The Fed and the ECB monetary policy meetings drove financial markets today

  • As we expected, the FOMC increased the target range for the federal funds to 2.0% and the median projections of the FOMC for year-end 2018 increased to two rate increases from one previously. The FOMC expects economic conditions to remain solid and inflation to be near 2% over the medium term. The GDP projections increased to 2.8% (+0.1 pp) in 2018. Inflation expectations were revised up for both 2018 and 2019, while projections for the unemployment rate ticked down for both years. We maintain our baseline scenario of two additional rate increases in 2018, while the risk of three rate increases in 2019 continues tilting to the upside. After the FOMC meeting, the market implied probability of two additional interest rate hikes increased to 50%.

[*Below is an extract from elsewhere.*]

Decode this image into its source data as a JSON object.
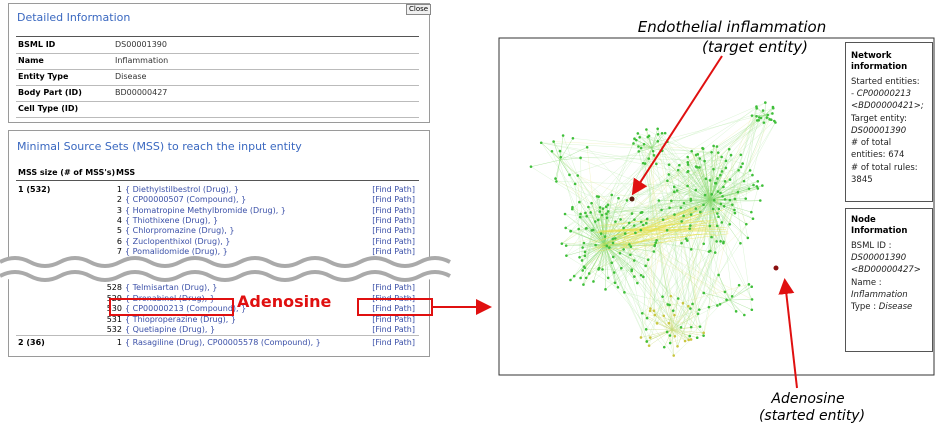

  • At today’s meeting, the ECB unveiled more details of its monetary normalization process. As regards non-standard measures, the central bank decided: i) to extend the asset purchase programme (APP) until December 2018 but at a monthly pace of €15 billion and, ii) to maintain the reinvestment of the principal payments of the securities purchased under the APP as they mature for an extended period after the end of the net asset purchases, for as long as necessary. Regarding standard measures, key interest rates were left unchanged, as expected, while the ECB strengthened its forward guidance on rates and announced “the key ECB interest rates to remain at their present levels at least through the summer of 2019 and in any case for as long as necessary (…),”.
  • The updated EZ GDP growth forecasts are weaker in 2018 due to the first quarter slowdown but remain unchanged in 2019-20. Changes in oil prices and the exchange rate led the ECB to revise its headline inflation forecasts for both 2018 and 2019 considerably upwards, while core inflation has also been revised slightly upwards.
  • The Fed and the ECB monetary policy meetings drove financial markets today.While the slightly hawkish FOMC had a fairly muted impact, if any, on financial markets, with the 10Y US yield remaining below the 3% threshold, the dovish tapering announced by the ECB weighed strongly on the euro, which depreciated sharply against the USD, breaking through the 1.17 level.
  • Eurozone 10Y yields declined sharply across the board (the 10Y German yield -4 bps), with peripheral risk premia remaining almost unchanged, with little differentiation between Spain and Italy. European equity indices showed a positive performance, particularly those that benefited more from the EUR depreciation, such as the DAX.
  • In spite of the Fed’s hike having been almost fully priced before the meeting, EM currencies depreciated across the board against the USD, also hampered by decreasing oil prices. Nonetheless the extent of the drop fluctuated among countries: the Turkish lira and the Argentinian peso underperformed, while other currencies depreciated slightly against the dollar.